Physically Based Rendering
Irradiance Caching (IC) is a technique used in Physically Based Rendering to speed up rendering of the indirect diffuse component of the global illumination solution. IC stores irradiance computed sparsely via hemisphere sampling and uses it to interpolate at nearby locations.
- A Ray Tracing Solution to Diffuse Interreflection [Ward et al. 1988] - the original paper on Irradiance Caching
- Irradiance Gradients [Ward and Heckbert 1992] - a technique to improve results at little additional cost
- Making Radiance and Irradiance Caching Practical: Adaptive Caching and Neighbor Clamping [PDF] [Krivanek et al. 2006] - further improvements to the irradiance caching rendering quality
- SIGGRAPH 2008 Class provides both background about Irradiance Caching as well as insight into practical issues.
- Practical Global Illumination with Irradiance Caching [Krivanek and Gautron 2009] - the best book around about IC
- Irradiance Caching overview by Rory Driscoll: Part 1 (basic implementation), Part 2 (gradients)
An effective irradiance cache requires records to be stored in an acceleration structure that allows efficient insertion and fast lookup.
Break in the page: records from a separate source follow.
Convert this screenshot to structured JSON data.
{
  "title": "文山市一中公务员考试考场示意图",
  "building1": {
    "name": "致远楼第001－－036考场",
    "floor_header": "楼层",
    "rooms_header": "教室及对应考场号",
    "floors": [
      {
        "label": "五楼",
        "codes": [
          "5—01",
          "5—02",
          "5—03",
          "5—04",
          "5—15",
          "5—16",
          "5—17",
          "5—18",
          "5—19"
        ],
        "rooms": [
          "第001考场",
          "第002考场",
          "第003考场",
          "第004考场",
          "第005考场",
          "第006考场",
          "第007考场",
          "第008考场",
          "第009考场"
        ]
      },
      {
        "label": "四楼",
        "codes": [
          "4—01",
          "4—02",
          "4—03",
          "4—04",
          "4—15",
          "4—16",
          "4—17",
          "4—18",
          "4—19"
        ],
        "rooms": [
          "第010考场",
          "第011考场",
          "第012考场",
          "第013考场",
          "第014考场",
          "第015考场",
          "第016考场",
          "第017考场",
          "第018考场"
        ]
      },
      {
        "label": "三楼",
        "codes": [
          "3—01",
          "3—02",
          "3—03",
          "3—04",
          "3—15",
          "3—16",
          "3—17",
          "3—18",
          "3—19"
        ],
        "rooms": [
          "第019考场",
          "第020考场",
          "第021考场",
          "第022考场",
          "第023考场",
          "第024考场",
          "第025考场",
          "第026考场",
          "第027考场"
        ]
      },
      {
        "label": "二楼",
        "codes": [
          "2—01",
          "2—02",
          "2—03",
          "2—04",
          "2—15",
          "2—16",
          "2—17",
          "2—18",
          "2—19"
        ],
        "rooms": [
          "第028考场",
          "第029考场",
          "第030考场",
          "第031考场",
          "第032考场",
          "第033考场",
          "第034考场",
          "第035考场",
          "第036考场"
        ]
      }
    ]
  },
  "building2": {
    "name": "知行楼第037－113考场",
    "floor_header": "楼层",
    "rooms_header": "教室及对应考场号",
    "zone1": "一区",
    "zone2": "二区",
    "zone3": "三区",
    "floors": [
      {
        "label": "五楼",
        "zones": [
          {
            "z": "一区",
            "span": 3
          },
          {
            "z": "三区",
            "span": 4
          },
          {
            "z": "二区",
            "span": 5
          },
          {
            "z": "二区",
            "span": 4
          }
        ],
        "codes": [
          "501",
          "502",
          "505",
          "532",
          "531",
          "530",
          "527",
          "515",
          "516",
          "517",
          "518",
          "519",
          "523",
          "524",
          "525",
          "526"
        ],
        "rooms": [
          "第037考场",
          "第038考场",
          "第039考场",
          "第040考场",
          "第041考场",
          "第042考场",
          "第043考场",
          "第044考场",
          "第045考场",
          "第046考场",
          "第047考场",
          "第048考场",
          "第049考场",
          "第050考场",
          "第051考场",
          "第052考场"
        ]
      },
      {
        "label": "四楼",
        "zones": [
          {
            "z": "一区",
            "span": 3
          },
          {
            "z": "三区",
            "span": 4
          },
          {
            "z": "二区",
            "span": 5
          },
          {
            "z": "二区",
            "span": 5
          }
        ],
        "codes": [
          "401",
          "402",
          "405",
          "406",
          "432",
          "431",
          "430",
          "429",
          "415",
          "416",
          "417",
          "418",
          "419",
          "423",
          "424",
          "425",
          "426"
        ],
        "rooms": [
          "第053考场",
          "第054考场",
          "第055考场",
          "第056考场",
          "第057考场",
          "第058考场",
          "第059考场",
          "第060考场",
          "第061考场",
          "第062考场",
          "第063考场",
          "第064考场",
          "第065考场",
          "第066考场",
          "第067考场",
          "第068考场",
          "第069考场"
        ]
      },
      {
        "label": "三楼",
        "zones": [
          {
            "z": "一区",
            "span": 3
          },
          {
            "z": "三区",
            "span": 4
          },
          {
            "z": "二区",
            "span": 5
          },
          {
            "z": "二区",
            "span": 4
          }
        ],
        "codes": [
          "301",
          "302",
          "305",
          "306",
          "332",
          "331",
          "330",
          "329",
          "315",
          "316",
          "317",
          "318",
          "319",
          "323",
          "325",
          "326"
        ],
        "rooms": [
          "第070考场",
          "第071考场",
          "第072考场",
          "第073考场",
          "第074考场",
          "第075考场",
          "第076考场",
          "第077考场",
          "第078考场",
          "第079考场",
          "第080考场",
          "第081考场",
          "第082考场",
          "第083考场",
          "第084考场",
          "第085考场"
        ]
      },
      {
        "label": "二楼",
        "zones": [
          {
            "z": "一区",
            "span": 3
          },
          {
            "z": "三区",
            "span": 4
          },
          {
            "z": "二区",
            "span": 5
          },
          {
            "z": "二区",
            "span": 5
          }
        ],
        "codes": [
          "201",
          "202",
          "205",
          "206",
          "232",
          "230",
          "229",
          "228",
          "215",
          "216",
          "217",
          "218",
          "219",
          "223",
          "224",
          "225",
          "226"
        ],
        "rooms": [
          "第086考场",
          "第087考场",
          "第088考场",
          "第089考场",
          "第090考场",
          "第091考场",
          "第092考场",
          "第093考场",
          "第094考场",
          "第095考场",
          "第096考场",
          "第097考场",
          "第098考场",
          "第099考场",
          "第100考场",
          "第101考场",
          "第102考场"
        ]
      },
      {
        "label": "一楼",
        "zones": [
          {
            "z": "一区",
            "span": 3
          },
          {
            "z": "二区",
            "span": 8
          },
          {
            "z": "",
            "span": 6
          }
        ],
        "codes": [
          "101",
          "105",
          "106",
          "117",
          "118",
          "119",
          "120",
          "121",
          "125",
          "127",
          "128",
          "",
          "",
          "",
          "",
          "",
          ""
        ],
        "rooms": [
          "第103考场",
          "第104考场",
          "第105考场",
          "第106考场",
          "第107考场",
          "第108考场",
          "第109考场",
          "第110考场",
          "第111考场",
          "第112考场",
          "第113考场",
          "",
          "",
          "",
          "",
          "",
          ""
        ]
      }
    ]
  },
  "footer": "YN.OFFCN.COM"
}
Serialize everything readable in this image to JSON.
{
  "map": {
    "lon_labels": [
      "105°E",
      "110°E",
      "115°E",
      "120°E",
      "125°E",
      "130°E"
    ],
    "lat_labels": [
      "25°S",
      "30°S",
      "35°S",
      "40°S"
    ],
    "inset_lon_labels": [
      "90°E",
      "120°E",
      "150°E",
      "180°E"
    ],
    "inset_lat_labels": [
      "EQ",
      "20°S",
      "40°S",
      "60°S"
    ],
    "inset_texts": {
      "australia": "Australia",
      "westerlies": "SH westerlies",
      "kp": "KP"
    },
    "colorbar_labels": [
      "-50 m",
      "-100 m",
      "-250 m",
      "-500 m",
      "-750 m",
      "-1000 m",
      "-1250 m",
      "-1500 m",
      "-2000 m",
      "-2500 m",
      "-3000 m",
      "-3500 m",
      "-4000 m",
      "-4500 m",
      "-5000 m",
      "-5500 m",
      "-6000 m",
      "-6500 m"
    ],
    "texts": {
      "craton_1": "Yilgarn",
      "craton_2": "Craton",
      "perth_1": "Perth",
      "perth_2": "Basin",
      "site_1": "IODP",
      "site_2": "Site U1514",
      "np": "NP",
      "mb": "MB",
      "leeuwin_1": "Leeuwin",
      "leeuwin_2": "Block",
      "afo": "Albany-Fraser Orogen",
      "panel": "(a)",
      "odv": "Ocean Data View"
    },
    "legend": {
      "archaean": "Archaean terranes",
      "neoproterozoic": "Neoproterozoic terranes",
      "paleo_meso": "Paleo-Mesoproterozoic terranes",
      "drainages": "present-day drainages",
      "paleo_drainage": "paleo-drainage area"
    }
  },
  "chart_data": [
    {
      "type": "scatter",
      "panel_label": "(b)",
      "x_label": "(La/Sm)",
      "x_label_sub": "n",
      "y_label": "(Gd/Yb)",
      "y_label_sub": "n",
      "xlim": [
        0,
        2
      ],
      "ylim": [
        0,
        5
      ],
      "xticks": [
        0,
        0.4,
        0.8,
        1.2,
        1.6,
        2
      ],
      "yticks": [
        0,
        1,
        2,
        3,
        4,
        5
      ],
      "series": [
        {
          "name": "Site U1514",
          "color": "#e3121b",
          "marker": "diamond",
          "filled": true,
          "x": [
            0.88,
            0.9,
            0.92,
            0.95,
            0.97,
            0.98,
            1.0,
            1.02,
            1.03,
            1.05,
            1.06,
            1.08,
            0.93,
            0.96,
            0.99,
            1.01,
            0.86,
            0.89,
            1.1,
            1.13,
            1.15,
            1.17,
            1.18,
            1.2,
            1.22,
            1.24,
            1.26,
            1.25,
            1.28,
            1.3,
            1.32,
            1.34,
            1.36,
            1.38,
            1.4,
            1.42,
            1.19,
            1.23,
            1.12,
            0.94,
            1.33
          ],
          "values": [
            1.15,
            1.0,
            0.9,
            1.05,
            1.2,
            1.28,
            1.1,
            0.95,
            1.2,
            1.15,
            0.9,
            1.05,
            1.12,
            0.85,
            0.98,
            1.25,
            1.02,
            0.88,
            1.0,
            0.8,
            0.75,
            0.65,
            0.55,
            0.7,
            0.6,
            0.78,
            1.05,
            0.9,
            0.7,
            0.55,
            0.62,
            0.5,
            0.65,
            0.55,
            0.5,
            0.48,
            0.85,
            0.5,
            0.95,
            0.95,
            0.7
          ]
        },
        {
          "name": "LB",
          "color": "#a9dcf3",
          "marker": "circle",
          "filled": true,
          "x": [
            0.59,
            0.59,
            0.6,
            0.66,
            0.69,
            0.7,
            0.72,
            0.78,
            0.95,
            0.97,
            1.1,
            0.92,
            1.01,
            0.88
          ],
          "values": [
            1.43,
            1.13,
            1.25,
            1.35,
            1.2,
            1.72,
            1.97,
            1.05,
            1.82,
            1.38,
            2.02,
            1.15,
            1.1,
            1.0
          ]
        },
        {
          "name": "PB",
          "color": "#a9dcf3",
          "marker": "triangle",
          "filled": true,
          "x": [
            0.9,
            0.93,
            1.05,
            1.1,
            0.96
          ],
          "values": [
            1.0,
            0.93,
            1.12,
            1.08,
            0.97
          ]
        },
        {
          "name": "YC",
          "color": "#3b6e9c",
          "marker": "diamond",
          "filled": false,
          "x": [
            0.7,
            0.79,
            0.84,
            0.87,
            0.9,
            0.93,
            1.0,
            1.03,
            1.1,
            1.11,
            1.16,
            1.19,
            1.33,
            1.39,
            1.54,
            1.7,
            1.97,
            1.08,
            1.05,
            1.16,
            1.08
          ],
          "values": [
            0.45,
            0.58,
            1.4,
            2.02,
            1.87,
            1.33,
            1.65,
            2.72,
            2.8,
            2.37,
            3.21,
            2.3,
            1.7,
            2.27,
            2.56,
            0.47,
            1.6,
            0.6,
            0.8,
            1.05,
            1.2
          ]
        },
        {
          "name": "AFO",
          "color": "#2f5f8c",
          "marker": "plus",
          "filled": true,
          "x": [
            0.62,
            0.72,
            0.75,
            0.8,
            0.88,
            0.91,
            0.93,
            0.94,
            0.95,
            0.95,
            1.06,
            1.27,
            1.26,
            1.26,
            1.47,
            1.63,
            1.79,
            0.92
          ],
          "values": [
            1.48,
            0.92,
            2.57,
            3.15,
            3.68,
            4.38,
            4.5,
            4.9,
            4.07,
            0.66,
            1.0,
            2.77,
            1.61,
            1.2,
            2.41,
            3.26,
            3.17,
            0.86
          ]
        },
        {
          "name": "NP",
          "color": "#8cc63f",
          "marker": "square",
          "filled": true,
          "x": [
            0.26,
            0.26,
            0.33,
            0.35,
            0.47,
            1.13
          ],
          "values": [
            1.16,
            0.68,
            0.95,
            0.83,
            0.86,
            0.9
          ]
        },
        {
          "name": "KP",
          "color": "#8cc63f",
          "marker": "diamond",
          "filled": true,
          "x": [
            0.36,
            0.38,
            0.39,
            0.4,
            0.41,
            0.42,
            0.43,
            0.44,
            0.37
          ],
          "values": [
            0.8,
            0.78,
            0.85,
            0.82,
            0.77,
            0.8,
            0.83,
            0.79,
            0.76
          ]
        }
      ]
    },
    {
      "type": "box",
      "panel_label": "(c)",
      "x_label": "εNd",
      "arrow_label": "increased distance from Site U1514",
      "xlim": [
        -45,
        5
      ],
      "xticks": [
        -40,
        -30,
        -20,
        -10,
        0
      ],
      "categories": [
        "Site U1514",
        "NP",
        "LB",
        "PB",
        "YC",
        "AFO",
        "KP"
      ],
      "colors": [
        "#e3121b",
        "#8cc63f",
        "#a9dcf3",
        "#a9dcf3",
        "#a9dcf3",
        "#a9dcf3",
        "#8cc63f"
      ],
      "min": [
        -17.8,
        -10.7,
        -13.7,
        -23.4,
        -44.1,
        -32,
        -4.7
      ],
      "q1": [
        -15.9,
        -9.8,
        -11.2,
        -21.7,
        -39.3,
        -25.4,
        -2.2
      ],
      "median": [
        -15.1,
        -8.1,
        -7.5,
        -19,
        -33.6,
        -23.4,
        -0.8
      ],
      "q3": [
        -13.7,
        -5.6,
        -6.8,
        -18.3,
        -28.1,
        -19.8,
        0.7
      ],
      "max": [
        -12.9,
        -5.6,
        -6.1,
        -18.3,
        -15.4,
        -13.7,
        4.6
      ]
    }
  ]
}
An octree is most often used for this. This is a data structure which recursively divides regions of space into eight cubes of equal dimensions. This allows records with varying areas of influence to be stored at different depth levels of the octree.
For an overview of how it works in an IC, see [Ward et al. 1988] or [Krivanek and Gautron 2009] above. Some octree implementations are available online - look for those in PBRT and Mitsuba.